9 Write a user space program that: Receives the number of soldiers by an argument. Each soldier is represented by a thread. Each state is represented by a number. The process's main thread is in charge of synchronizing the threads steps (In the problem description the system of machines is synchronous). At each time, t, several actions need to be done in a synchronized matter: All soldiers change their state according to their transitions function. All soldiers write the number corresponding to their new state in a shared array. The main thread prints the array (every iteration). You have complete freedom to choose the algorithm you choose to implement in order to solve the FSSP. Consider using the algorithm proposed by John McCarthy and Marvin Minsky.

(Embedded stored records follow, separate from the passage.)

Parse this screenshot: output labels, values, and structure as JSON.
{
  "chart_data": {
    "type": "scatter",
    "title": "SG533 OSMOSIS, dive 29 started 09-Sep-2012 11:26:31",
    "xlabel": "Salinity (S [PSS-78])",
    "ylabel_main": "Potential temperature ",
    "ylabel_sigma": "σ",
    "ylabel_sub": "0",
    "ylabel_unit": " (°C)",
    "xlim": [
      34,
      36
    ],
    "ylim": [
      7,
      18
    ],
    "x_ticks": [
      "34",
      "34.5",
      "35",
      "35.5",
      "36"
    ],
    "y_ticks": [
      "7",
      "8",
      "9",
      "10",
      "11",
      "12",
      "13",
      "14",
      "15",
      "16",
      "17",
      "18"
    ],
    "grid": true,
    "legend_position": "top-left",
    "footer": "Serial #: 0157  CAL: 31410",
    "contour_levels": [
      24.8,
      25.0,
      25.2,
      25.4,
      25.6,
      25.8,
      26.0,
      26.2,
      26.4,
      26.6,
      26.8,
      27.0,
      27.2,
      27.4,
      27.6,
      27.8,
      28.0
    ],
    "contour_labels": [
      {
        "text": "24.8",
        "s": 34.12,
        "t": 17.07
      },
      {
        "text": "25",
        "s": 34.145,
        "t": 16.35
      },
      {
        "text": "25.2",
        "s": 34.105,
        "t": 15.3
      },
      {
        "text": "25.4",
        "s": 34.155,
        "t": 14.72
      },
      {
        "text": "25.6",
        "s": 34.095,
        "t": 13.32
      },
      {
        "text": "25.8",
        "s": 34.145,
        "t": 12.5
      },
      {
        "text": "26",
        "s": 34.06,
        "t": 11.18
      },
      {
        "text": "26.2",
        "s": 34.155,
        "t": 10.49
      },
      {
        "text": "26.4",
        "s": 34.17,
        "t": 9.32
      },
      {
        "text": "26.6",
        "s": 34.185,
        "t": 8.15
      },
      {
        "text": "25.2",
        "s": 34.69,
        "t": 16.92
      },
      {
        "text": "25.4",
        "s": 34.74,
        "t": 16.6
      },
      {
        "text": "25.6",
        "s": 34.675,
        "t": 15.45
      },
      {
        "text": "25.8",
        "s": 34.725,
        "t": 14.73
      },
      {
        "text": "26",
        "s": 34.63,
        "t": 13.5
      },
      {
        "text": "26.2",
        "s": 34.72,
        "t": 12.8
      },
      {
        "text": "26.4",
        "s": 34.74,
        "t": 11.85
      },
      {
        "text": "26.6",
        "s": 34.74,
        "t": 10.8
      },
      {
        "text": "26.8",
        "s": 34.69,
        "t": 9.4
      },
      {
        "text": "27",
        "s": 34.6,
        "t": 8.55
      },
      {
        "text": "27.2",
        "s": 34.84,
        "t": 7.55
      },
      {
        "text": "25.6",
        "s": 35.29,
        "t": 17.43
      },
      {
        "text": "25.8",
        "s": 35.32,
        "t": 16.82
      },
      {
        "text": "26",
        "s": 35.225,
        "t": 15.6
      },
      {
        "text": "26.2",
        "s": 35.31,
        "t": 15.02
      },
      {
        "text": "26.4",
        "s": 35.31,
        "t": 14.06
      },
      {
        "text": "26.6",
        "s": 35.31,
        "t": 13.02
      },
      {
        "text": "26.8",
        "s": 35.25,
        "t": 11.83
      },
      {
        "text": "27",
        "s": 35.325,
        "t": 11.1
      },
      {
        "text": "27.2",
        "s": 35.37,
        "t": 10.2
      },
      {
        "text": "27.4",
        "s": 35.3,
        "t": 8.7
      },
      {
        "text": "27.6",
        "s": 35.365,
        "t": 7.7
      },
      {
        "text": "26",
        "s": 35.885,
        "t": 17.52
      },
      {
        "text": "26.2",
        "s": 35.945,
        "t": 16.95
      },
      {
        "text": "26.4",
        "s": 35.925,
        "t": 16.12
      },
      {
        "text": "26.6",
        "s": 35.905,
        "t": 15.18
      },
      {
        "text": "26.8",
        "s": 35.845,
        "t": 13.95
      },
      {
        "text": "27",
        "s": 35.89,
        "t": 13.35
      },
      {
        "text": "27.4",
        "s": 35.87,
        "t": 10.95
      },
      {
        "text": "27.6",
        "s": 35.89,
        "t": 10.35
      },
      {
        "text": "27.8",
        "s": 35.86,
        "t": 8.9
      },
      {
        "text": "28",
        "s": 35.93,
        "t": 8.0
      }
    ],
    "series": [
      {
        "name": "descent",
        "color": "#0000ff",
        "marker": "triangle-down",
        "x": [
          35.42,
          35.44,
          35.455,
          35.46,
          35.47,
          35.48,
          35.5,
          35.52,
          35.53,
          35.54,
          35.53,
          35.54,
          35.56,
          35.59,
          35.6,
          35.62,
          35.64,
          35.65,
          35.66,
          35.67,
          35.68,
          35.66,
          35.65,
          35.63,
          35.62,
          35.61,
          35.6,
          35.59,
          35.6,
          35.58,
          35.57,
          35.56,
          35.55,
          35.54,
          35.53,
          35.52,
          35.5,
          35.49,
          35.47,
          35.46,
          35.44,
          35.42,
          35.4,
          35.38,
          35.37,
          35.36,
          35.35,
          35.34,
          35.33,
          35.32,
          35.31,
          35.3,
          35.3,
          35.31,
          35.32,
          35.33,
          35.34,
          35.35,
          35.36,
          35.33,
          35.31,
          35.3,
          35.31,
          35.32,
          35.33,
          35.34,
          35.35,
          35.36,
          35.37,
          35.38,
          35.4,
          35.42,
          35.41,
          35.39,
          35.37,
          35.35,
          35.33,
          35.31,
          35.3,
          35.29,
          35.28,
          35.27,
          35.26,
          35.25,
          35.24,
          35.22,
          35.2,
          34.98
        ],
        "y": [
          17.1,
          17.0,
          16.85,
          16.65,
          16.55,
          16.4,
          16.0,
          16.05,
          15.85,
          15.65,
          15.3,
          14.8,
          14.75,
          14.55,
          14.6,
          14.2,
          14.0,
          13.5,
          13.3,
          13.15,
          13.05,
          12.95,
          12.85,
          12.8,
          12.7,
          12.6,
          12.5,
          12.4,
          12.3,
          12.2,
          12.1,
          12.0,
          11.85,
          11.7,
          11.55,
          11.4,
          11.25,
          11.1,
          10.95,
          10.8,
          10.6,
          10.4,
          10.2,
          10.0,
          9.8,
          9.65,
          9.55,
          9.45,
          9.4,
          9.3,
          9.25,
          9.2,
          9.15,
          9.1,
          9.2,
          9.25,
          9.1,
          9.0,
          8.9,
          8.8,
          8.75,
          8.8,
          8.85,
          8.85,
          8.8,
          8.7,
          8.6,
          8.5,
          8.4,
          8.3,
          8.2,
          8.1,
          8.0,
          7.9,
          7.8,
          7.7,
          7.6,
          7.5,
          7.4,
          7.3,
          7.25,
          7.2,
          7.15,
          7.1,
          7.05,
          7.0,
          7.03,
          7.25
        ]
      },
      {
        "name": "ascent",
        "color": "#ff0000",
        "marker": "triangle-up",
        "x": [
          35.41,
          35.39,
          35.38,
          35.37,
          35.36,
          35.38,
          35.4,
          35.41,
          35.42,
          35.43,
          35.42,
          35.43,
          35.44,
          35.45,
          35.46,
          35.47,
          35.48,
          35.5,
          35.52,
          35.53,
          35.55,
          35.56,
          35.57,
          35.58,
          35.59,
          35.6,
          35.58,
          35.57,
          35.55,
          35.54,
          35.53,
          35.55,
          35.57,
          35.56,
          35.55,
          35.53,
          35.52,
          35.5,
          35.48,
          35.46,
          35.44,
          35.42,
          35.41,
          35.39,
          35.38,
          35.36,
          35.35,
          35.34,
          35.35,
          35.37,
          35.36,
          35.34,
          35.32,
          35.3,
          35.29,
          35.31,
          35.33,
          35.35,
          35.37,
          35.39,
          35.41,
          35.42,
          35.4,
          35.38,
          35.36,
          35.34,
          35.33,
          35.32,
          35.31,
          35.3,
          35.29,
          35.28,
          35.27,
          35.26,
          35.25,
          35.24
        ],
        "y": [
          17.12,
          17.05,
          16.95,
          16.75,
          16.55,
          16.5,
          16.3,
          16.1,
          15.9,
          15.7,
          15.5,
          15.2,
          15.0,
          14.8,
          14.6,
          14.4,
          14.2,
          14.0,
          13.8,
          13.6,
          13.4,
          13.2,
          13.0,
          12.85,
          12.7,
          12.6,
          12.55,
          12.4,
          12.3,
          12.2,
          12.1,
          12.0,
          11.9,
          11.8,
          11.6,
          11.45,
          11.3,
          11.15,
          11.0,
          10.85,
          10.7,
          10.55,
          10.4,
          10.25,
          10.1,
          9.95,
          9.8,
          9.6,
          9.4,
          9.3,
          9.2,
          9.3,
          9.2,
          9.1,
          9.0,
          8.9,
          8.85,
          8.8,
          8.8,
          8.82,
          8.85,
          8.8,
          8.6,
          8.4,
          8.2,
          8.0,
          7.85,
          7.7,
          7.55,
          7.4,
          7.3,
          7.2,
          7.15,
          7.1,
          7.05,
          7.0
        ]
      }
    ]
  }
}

10 Submission guidelines Assignment due date: 27/04/2014 Make sure that your Makefile is properly updated and that your code compiles with no warnings whatsoever. We strongly recommend documenting your code changes with remarks these are often handy when discussing your code with the graders. Due to our constrained resources, assignments are only allowed in pairs. Please note this important point and try to match up with a partner as soon as possible. Submissions are only allowed through the submission system. To avoid submitting a large number of xv6 builds you are required to submit a patch (i.e. a file which patches the original xv6 and applies all your changes). You may use the following instructions to guide you through the process: Back-up your work before proceeding! Before creating the patch review the change list and make sure it contains all the changes that you applied and nothing more. Modified files are automatically detected by svn but new files should be added explicitly with the svn add command: > svn add <filename> In case you need to revert to a previous version: > svn revert <filename> At this point you may examine the differences (the patch): > svn diff Alternatively, if you have a diff utility such as kompare: > svn diff kompare o Once you are ready to create a patch simply make sure the output is redirected to the patch file: > svn diff > ID1_ID2.patch Tip: Although the graders will only apply your latest patch file, the submission system supports multiple uploads. Use this feature often and make sure you upload patches of your current work even if you haven t completed the assignment. Finally, you should note that the graders are instructed to examine your code on lab computers only(!) - Test your code on lab computers prior to submission. Enjoy!